Bob Dylan, un ritorno da Nobel

Il cantautore ha appena ritirato – con la sobrietà scontrosa che gli è propria – il tanto chiacchierato riconoscimento. Ma mr. Zimmerman tira dritto per la sua strada facendo quel che ha sempre fatto da  55 anni a questa parte: suonare e cantare. E sui mercati è appena arrivato un nuovo album: trenta riletture di altrettanti classici della tradizione del pop statunitense di più alto profilo.

Si intitola Triplicate: 30 piccole perle spalmate su tre cd. È il ritorno del gran vate della canzone d’autore americana. Uno talmente grande e unico da potersi permettere di infilare una serie di album di cover senza apparire per questo pretestuoso, avido, o noioso.

Mr. Zimmerman, classe 1941 da Duluth Minnesota, ci ha abituati ad ogni sorta di stramberia e di genialità, sempre smarcandosi dai diktat e dai cliché dello star-system, sempre dribblando i desiderata del proprio stesso pubblico fino a sfiorarne lo spregio. Ma intanto regalando a se stesso e ai mercati grandissime canzoni, concerti, e come in questo caso, reinventando alla sua maniera capolavori altrui.

Fedele solo a sé stesso e alla propria inesausta creatività, rieccolo dunque: ad indossare i panni del più improbabile dei crooner per regalarci una manciata di perle senza tempo, alcune celeberrime, altre da riscoprire.

In questo monumentale Triplicate (il suo album numero 38) prosegue una passerella iniziata tre anni fa, e con la collaborazione del produttore Jack Frost pesca a piena mani in quello sterminato catalogo del miglior pop americano novecentesco che gli statunitensi definiscono il great american songbook. E qui il termine “pop” è da intendersi davvero nel senso più alto del termine, ovvero di canzoni che sono divenute patrimonio della cultura di un popolo più ancora che dei bestseller da supermercato.

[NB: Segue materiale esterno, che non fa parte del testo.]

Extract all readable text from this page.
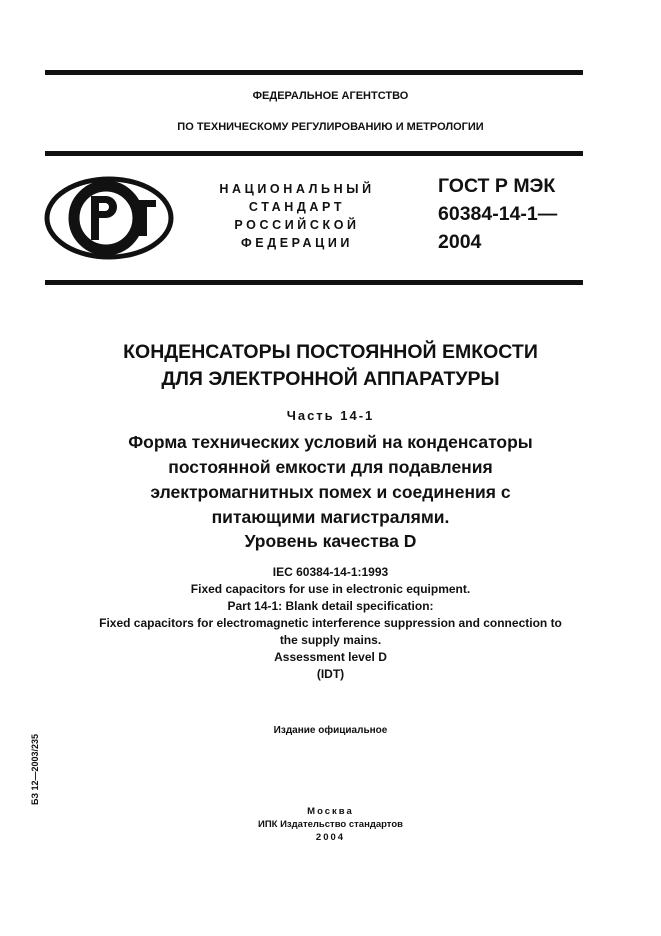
ФЕДЕРАЛЬНОЕ АГЕНТСТВО
ПО ТЕХНИЧЕСКОМУ РЕГУЛИРОВАНИЮ И МЕТРОЛОГИИ
НАЦИОНАЛЬНЫЙ
СТАНДАРТ
РОССИЙСКОЙ
ФЕДЕРАЦИИ
ГОСТ Р МЭК
60384-14-1—
2004
КОНДЕНСАТОРЫ ПОСТОЯННОЙ ЕМКОСТИ
ДЛЯ ЭЛЕКТРОННОЙ АППАРАТУРЫ
Часть 14-1
Форма технических условий на конденсаторы
постоянной емкости для подавления
электромагнитных помех и соединения с
питающими магистралями.
Уровень качества D
IEC 60384-14-1:1993
Fixed capacitors for use in electronic equipment.
Part 14-1: Blank detail specification:
Fixed capacitors for electromagnetic interference suppression and connection to
the supply mains.
Assessment level D
(IDT)
Издание официальное
БЗ 12—2003/235
Москва
ИПК Издательство стандартов
2004
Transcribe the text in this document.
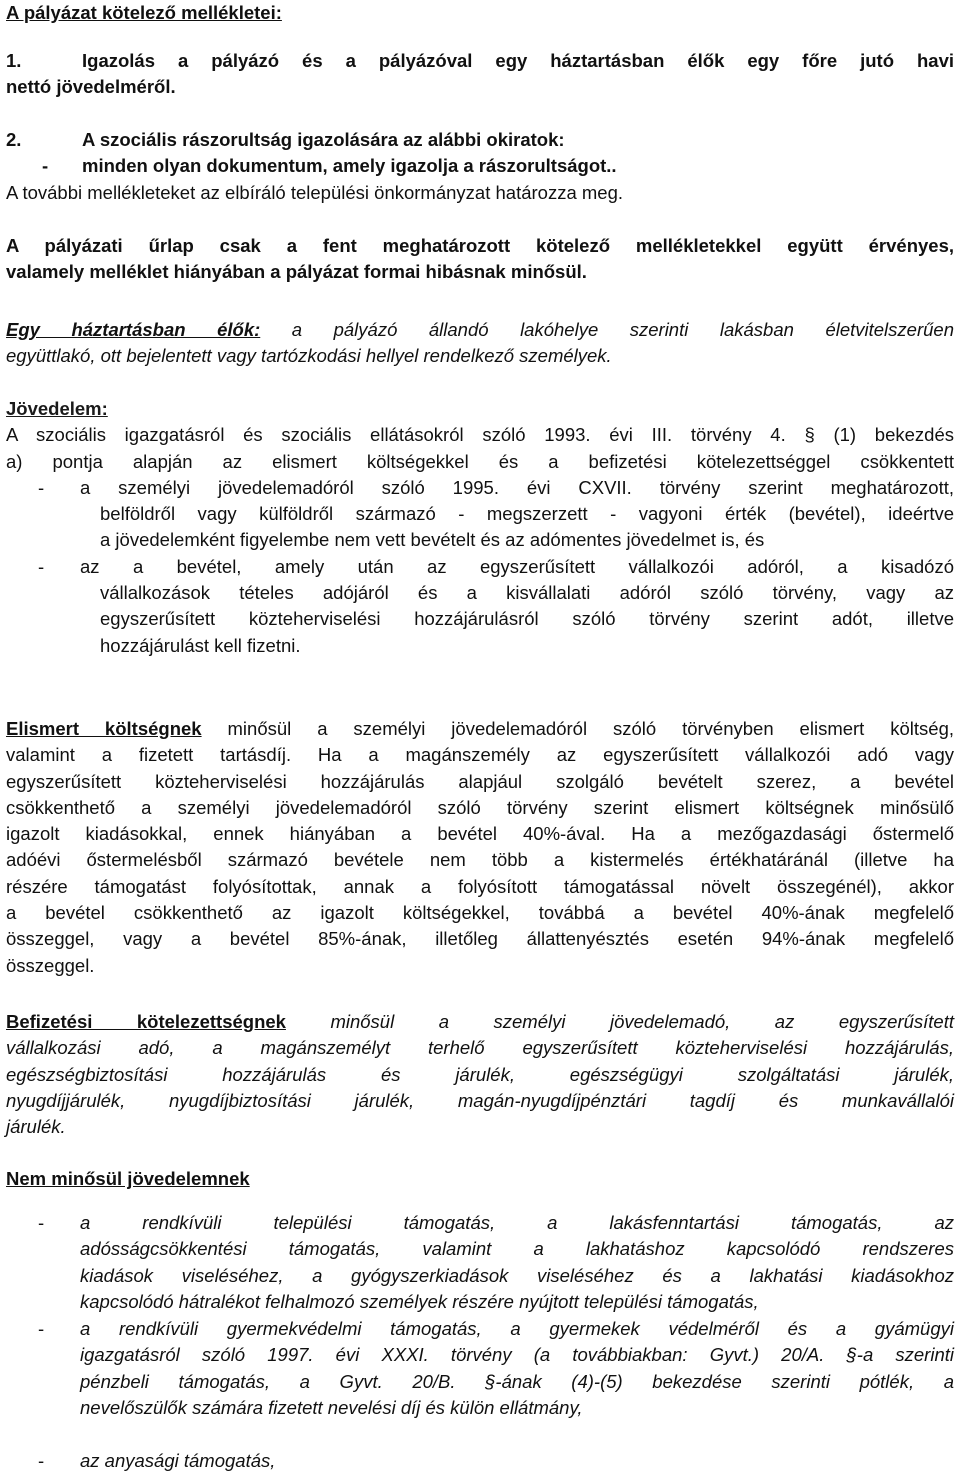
A pályázat kötelező mellékletei:
1.	Igazolás a pályázó és a pályázóval egy háztartásban élők egy főre jutó havi
nettó jövedelméről.
2.	A szociális rászorultság igazolására az alábbi okiratok:
-	minden olyan dokumentum, amely igazolja a rászorultságot..
A további mellékleteket az elbíráló települési önkormányzat határozza meg.
A pályázati űrlap csak a fent meghatározott kötelező mellékletekkel együtt érvényes,
valamely melléklet hiányában a pályázat formai hibásnak minősül.
Egy háztartásban élők: a pályázó állandó lakóhelye szerinti lakásban életvitelszerűen
együttlakó, ott bejelentett vagy tartózkodási hellyel rendelkező személyek.
Jövedelem:
A szociális igazgatásról és szociális ellátásokról szóló 1993. évi III. törvény 4. § (1) bekezdés
a) pontja alapján az elismert költségekkel és a befizetési kötelezettséggel csökkentett
-	a személyi jövedelemadóról szóló 1995. évi CXVII. törvény szerint meghatározott,
belföldről vagy külföldről származó - megszerzett - vagyoni érték (bevétel), ideértve
a jövedelemként figyelembe nem vett bevételt és az adómentes jövedelmet is, és
-	az a bevétel, amely után az egyszerűsített vállalkozói adóról, a kisadózó
vállalkozások tételes adójáról és a kisvállalati adóról szóló törvény, vagy az
egyszerűsített közteherviselési hozzájárulásról szóló törvény szerint adót, illetve
hozzájárulást kell fizetni.
Elismert költségnek minősül a személyi jövedelemadóról szóló törvényben elismert költség,
valamint a fizetett tartásdíj. Ha a magánszemély az egyszerűsített vállalkozói adó vagy
egyszerűsített közteherviselési hozzájárulás alapjául szolgáló bevételt szerez, a bevétel
csökkenthető a személyi jövedelemadóról szóló törvény szerint elismert költségnek minősülő
igazolt kiadásokkal, ennek hiányában a bevétel 40%-ával. Ha a mezőgazdasági őstermelő
adóévi őstermelésből származó bevétele nem több a kistermelés értékhatáránál (illetve ha
részére támogatást folyósítottak, annak a folyósított támogatással növelt összegénél), akkor
a bevétel csökkenthető az igazolt költségekkel, továbbá a bevétel 40%-ának megfelelő
összeggel, vagy a bevétel 85%-ának, illetőleg állattenyésztés esetén 94%-ának megfelelő
összeggel.
Befizetési kötelezettségnek minősül a személyi jövedelemadó, az egyszerűsített
vállalkozási adó, a magánszemélyt terhelő egyszerűsített közteherviselési hozzájárulás,
egészségbiztosítási hozzájárulás és járulék, egészségügyi szolgáltatási járulék,
nyugdíjjárulék, nyugdíjbiztosítási járulék, magán-nyugdíjpénztári tagdíj és munkavállalói
járulék.
Nem minősül jövedelemnek
-	a rendkívüli települési támogatás, a lakásfenntartási támogatás, az
adósságcsökkentési támogatás, valamint a lakhatáshoz kapcsolódó rendszeres
kiadások viseléséhez, a gyógyszerkiadások viseléséhez és a lakhatási kiadásokhoz
kapcsolódó hátralékot felhalmozó személyek részére nyújtott települési támogatás,
-	a rendkívüli gyermekvédelmi támogatás, a gyermekek védelméről és a gyámügyi
igazgatásról szóló 1997. évi XXXI. törvény (a továbbiakban: Gyvt.) 20/A. §-a szerinti
pénzbeli támogatás, a Gyvt. 20/B. §-ának (4)-(5) bekezdése szerinti pótlék, a
nevelőszülők számára fizetett nevelési díj és külön ellátmány,
-	az anyasági támogatás,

Pescando quasi a caso tra i tre cd saltano fuori gioielli come As time goes by e Stormy Weather, Sentimental Journey, Stardust: capolavori immortali che oscillano tra jazz e blues, swing, sophisticated pop, la tradizione di Tin Pan Alley e quella di Broadway. Una cover più bella dell’altra, e un unicum meravigliosamente personale e godibile, così come lo offrirebbe un Sinatra vestito di flanella sotto un taglio di luce da piano bar intasato di fumo.

Tutto questo per dire che il Signor Dylan, Nobel a prescindere, è ancora quello di sempre. E tocca farsene una ragione, e tocca continuare a prenderlo per quel che è: uno sterminato talento autoreferenziale.